Jedenfalls geht die Gesetzesbegründung zur aktuellen Änderung zu § 90 SGB XII sowie die aktuelle herrschende Rspr. (s. die vorliegende Entscheidung des OLG Saarbrücken sowie OLG Oldenburg, a.a.O.) und Lit. (Reichling, BeckOK ZPO, a.a.O., § 115 Rn 81a; Fischer, in: Musielak/Voit, ZPO, 20. Aufl., 2023, § 115 Rn 54; Prof. Dr.
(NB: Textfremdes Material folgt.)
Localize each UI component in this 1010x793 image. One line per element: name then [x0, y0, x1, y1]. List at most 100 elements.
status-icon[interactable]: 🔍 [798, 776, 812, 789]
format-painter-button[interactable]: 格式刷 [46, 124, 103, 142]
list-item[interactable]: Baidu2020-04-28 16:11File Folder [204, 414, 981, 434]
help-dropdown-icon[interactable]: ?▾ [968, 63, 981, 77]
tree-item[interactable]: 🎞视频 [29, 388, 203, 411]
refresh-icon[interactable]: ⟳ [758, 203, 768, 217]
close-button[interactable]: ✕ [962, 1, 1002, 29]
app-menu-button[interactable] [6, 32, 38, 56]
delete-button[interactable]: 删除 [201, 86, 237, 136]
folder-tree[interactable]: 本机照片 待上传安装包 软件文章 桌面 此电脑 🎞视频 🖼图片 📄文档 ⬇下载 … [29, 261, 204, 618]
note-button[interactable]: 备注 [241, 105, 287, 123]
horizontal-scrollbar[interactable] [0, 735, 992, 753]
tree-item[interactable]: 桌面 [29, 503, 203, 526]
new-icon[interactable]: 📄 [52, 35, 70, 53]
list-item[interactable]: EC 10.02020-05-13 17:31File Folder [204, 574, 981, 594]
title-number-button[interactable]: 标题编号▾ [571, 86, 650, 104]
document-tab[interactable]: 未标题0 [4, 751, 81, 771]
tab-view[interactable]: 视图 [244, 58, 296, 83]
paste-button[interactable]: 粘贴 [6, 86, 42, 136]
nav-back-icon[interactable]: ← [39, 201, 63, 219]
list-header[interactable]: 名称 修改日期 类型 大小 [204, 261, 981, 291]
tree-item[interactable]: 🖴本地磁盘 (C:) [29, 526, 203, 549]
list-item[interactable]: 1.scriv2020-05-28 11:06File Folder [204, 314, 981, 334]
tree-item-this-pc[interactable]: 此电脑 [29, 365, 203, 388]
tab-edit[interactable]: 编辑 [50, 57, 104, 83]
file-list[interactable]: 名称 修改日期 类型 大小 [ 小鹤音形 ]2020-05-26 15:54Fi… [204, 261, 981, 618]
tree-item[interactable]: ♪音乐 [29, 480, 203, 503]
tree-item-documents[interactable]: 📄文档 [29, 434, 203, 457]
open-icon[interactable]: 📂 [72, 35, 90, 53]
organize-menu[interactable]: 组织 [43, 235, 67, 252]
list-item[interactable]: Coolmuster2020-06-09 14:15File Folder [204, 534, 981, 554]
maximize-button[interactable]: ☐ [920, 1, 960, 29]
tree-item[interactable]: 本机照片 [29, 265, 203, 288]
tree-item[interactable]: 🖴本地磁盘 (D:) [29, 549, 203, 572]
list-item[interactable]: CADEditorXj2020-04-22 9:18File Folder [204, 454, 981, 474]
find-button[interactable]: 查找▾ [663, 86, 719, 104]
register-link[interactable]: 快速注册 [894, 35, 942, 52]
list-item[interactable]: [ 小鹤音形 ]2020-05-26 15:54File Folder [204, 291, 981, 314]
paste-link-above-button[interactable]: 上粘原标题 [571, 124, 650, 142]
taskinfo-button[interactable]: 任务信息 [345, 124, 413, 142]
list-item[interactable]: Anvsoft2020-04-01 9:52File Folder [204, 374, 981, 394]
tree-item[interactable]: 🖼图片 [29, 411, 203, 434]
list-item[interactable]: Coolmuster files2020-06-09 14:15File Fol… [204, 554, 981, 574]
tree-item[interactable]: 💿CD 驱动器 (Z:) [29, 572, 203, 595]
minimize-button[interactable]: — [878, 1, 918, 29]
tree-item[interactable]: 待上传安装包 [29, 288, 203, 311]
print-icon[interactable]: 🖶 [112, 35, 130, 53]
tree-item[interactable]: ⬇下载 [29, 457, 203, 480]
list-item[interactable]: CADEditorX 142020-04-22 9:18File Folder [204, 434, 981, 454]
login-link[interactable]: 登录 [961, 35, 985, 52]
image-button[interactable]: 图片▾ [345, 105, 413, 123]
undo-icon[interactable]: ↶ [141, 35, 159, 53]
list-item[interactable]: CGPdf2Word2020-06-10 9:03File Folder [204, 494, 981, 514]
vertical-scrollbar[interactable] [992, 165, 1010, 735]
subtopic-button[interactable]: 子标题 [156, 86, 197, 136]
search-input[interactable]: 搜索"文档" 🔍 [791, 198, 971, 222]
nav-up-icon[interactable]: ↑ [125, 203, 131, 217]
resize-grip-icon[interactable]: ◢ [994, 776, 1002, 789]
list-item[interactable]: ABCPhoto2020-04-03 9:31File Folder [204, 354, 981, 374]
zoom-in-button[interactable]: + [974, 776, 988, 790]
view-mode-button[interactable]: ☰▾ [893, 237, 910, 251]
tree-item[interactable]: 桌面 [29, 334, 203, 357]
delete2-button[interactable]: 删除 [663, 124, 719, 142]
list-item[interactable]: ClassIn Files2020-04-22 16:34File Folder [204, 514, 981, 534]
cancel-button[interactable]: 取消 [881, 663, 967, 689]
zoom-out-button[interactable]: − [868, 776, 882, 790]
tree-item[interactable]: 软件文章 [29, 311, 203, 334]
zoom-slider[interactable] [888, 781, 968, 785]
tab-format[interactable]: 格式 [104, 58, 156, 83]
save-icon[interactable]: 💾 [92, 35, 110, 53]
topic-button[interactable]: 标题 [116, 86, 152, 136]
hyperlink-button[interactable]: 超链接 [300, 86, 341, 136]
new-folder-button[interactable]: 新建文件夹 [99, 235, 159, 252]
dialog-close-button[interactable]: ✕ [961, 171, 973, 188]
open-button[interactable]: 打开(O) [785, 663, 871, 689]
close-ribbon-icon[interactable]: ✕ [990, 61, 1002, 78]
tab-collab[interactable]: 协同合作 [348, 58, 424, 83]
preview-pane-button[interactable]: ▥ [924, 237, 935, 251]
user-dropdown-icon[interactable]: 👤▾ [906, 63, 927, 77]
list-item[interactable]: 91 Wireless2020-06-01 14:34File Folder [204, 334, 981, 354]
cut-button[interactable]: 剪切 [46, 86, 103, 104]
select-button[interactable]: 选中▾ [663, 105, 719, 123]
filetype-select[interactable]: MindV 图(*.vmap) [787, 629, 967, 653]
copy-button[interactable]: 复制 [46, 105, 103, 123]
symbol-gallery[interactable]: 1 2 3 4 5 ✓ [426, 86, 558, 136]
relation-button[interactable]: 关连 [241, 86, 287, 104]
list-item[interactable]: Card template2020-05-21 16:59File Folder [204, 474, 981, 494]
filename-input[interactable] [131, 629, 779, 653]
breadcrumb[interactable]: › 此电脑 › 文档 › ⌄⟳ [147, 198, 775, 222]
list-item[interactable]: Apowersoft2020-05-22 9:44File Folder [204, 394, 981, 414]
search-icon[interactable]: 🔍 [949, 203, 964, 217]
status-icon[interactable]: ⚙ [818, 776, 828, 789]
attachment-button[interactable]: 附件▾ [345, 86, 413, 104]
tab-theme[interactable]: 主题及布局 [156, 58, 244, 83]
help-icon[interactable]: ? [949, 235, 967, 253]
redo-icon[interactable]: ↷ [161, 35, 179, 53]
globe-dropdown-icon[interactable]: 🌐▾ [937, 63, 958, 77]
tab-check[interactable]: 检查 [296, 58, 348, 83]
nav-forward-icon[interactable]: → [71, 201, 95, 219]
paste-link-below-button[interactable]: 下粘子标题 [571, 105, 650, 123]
Kirchhoff, in: Hauck/Noftz, SGB XII, a.a.O., § 90 Rn 159) bei der Frage der Angemessenheit derzeit noch von einem Verkehrswert i.H.v. 7.500,00 EUR aus.
Ob die künftige Rspr. sich – gerade auch in Anbetracht der aktuellen Preisentwicklung im Fahrzeugmarkt und der hohen Inflationsrate – an diesem bereits gesetzlich geänderten deutlich höheren Wert in § 5 Abs. 1 S. 1 KfzHVO zur Bestimmung des Verkehrswertes eines angemessenen Kraftfahrzeuges i.S.d. § 90 Abs. 2 Nr. 10 SGB XII orientieren wird, bleibt abzuwarten.
Der den angemessenen Verkehrswert überschießende Betrag ist dem noch nicht ausgeschöpften Schonvermögensbetrag des § 90 Abs. 2 Nr. 9 SGB XII zu belasten.